A safe-speed monitor device, part of your safety motion control system, allows you to bring machinery to a safe speed so operators can carry out tasks without completely stopping the machinery.

In some instances, a worker may need to interact with machinery, and safe speed can keep production running while this happens. In other instances, safe speed can help speed up tasks that might take longer if the machinery must go through the lockout/tagout cycle several times.

Safe-speed technology can be deployed through a dedicated speed-monitoring relay or embedded into drives and control modules with no need for additional wiring, making it easy to implement.

3. Zone control
Similar to safe speed, zone control maintains worker safety while limiting machinery downtime to help optimize productivity.

Using zone control, a specific area of your production process can stop or slow down while other zones continue to run at normal speed.

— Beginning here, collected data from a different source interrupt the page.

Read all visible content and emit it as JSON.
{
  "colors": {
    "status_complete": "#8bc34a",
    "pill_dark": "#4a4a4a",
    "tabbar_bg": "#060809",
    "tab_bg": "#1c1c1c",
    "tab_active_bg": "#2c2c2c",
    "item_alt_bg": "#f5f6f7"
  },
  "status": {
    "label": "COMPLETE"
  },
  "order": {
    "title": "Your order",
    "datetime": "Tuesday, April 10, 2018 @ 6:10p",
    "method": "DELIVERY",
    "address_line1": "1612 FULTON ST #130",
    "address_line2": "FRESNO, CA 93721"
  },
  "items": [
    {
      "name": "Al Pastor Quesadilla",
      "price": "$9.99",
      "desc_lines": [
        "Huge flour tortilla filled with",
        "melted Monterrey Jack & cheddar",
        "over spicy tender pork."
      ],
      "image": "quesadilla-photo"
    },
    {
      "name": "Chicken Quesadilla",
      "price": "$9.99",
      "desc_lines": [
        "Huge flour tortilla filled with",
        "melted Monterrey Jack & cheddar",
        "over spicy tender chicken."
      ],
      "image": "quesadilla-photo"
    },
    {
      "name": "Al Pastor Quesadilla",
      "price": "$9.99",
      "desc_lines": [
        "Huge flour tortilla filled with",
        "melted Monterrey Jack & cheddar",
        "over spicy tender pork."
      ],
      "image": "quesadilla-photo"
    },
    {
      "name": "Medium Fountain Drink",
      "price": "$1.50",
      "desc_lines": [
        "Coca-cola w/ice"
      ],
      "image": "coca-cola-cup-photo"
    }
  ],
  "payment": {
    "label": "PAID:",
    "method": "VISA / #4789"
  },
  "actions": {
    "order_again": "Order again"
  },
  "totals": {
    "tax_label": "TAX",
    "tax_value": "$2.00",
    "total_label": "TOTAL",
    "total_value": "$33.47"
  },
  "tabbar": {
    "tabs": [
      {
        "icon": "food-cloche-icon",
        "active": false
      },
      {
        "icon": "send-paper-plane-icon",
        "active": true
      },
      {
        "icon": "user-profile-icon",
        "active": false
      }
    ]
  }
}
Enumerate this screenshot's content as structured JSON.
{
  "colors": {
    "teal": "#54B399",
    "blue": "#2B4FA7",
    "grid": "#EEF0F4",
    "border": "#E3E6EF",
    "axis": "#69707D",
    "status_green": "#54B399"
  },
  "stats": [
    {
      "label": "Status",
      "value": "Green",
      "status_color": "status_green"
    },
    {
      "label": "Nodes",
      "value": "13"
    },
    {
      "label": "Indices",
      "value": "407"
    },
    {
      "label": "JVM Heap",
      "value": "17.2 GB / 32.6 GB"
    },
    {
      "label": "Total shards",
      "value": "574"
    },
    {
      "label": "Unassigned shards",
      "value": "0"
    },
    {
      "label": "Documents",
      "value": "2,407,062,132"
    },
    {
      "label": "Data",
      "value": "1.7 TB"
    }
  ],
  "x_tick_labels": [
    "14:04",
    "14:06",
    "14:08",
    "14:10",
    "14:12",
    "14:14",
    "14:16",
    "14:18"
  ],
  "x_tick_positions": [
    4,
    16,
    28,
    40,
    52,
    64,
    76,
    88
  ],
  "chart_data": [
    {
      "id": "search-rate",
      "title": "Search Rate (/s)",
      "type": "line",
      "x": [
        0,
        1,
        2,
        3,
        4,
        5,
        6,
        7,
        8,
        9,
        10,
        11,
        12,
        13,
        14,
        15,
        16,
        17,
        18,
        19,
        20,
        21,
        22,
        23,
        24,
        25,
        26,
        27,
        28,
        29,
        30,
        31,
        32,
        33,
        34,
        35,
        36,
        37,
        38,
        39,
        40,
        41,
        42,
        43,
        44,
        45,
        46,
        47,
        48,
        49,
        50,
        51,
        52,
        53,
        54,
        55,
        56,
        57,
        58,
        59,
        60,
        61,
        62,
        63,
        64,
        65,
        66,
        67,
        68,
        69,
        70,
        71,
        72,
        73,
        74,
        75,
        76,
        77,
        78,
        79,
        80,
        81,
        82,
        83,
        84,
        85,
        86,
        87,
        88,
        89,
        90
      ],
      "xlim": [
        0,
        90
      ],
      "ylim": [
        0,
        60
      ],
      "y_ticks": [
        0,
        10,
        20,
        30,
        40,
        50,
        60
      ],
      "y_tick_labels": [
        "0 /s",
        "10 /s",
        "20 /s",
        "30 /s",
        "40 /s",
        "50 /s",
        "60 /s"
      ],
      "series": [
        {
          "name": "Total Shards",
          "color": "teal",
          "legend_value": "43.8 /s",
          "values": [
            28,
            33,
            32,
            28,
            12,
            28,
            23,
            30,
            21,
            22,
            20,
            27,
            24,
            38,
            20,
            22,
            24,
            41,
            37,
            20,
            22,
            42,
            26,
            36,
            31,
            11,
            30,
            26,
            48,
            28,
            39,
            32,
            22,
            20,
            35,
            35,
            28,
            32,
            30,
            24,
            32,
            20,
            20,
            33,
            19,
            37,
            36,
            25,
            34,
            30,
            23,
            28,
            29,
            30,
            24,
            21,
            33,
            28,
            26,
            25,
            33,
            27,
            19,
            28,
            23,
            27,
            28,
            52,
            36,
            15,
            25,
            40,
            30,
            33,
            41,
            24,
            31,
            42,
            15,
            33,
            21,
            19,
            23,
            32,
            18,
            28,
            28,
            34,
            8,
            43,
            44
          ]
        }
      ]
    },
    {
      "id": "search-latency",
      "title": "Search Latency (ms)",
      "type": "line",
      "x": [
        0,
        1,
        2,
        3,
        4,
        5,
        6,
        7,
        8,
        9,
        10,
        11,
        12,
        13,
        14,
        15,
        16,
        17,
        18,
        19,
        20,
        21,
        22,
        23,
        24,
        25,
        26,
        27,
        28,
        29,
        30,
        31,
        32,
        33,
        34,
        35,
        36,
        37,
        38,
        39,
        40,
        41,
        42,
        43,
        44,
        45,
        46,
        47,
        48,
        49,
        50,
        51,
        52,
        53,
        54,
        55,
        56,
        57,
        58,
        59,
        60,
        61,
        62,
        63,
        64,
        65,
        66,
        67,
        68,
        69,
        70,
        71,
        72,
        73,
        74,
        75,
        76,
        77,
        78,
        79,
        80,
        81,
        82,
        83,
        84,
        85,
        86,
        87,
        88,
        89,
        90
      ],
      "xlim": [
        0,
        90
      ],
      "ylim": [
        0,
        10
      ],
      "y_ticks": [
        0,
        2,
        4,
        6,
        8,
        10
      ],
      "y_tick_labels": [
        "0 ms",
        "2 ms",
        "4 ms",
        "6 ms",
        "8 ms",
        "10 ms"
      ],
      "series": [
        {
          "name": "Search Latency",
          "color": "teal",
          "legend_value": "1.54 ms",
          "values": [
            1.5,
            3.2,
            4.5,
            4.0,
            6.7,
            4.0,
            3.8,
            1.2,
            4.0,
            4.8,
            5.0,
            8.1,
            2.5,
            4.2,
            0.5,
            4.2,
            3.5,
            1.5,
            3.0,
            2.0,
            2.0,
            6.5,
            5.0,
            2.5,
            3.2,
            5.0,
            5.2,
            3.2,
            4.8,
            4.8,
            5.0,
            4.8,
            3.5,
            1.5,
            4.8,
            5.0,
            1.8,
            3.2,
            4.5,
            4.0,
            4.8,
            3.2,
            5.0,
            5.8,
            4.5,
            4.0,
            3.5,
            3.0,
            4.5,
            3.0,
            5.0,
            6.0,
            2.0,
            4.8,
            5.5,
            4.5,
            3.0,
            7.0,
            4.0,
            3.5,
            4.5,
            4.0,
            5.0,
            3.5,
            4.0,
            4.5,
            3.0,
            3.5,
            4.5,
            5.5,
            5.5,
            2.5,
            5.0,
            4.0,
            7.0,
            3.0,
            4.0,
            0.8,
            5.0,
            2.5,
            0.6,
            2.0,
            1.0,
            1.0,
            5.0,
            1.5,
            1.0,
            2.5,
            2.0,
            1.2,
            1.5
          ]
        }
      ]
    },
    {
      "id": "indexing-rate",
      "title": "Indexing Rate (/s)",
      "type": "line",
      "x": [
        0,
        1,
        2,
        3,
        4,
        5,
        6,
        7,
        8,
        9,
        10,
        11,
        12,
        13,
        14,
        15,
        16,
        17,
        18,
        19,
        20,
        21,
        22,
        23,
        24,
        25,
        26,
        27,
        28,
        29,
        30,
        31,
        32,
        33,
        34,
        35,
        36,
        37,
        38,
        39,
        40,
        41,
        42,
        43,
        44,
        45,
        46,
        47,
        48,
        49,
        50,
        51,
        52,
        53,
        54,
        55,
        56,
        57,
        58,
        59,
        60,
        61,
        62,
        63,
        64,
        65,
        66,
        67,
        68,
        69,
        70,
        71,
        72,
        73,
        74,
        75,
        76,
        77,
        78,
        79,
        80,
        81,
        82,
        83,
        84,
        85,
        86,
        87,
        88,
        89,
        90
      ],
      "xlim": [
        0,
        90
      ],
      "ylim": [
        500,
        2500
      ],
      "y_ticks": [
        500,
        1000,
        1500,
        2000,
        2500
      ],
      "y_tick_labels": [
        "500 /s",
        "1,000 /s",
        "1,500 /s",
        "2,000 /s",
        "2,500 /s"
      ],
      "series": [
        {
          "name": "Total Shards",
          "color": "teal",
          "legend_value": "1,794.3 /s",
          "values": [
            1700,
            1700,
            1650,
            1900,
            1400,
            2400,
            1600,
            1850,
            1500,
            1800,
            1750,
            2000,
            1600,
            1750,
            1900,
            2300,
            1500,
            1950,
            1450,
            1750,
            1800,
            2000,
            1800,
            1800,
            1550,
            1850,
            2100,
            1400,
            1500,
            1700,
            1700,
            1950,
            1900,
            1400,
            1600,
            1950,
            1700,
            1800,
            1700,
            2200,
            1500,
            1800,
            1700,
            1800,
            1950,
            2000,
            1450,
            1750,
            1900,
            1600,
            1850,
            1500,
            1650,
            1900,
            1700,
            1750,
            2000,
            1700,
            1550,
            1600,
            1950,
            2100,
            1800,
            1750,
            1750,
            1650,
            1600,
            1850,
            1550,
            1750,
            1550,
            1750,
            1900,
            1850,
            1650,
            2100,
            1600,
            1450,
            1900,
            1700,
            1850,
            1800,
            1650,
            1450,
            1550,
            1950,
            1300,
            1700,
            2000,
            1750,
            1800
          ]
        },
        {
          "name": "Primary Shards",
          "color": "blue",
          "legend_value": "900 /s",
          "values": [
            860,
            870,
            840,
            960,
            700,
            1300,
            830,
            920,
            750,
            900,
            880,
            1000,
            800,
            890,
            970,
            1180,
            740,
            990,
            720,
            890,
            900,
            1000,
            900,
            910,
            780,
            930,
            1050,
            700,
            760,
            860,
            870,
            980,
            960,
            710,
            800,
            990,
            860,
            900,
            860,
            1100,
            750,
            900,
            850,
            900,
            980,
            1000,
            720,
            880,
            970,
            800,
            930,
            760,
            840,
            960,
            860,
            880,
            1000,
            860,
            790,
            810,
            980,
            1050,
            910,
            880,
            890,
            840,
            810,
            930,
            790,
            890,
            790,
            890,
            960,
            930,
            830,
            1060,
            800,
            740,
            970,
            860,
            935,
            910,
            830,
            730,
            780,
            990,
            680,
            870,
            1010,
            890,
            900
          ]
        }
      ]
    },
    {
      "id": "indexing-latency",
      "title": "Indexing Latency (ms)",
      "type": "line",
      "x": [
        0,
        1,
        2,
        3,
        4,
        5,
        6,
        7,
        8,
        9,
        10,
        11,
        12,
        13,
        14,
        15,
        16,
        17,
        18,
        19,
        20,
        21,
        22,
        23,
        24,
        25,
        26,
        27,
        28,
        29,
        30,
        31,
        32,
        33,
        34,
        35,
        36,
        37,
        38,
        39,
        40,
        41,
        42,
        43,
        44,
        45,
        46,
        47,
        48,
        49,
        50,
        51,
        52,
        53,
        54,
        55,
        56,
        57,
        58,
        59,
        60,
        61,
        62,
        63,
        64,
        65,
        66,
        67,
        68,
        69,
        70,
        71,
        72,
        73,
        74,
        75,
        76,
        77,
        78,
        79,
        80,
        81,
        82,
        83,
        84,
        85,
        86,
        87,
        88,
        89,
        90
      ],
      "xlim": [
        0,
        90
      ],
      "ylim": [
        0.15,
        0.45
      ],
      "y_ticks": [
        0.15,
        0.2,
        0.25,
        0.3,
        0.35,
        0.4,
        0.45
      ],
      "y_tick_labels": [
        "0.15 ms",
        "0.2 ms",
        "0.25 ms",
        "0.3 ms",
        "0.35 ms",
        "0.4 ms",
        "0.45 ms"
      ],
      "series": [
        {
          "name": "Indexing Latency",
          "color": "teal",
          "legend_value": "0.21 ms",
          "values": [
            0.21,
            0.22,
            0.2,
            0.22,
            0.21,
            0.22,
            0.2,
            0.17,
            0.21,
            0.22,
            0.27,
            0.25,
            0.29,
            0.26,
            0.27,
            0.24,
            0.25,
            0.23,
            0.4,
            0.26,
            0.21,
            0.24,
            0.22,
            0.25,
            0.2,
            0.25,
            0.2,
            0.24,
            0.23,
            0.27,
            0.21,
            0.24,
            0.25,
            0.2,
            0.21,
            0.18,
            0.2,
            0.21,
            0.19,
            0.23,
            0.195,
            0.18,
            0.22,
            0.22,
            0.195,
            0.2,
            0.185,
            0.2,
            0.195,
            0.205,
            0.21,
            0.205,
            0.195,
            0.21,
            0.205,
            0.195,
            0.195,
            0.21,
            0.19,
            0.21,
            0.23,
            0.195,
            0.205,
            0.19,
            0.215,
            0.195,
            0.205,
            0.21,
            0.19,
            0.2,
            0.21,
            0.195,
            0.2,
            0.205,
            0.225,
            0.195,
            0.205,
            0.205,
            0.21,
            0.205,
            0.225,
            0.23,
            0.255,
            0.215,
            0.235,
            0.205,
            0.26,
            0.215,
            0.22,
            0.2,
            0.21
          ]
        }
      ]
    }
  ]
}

This allows operators to safely enter a zone to carry out tasks while the rest of your production processes continue as normal.

The safety control system is responsible for providing protection for workers within the different zones, and interfacing between the different zones.

A simple and low-cost safety relay architecture can suffice for two- or three-zone machinery configurations. For larger, more sophisticated configurations, a safety PAC should be used to ease implementation and recovery.

4. Diagnostics
Like any other part of machinery, safety systems are subject to wiring faults, open gates or other machinery events that require maintenance or repairs and lead to downtime. When these events occur, they can send operators into a scurry trying to fix the machinery and identify the root of the problem.

Diagnostics play a critical role in your design-for-recovery strategy. Controlled from a safety PAC, distributed safety I/O modules can be located on the machinery close to sensors and actuators. These modules do more than ensure safety functions are operating correctly; they also pinpoint the source of a stoppage on your safety system and more quickly guide technicians to an effective restart.

The best approach to integrating safety systems for faster recovery is to connect each individual gate interlock to the safety logic device. This allows safety logic devices to communicate critical detailed information to the machinery control system so operators can stay informed of diagnostics within the safety circuit.

A safer future
When you look at where manufacturing is headed — specifically with people and machinery working together in increasingly collaborative ways — the use of integrated safety is only becoming more important. Ultimately, designing your machinery for the fastest possible recovery using contemporary safety technologies will translate to greater productivity and a stronger bottom line.


Chris Brogli is the global business development manager for safety at Rockwell Automation. He has 27 years of experience in electrical engineering, industrial automation and manufacturing.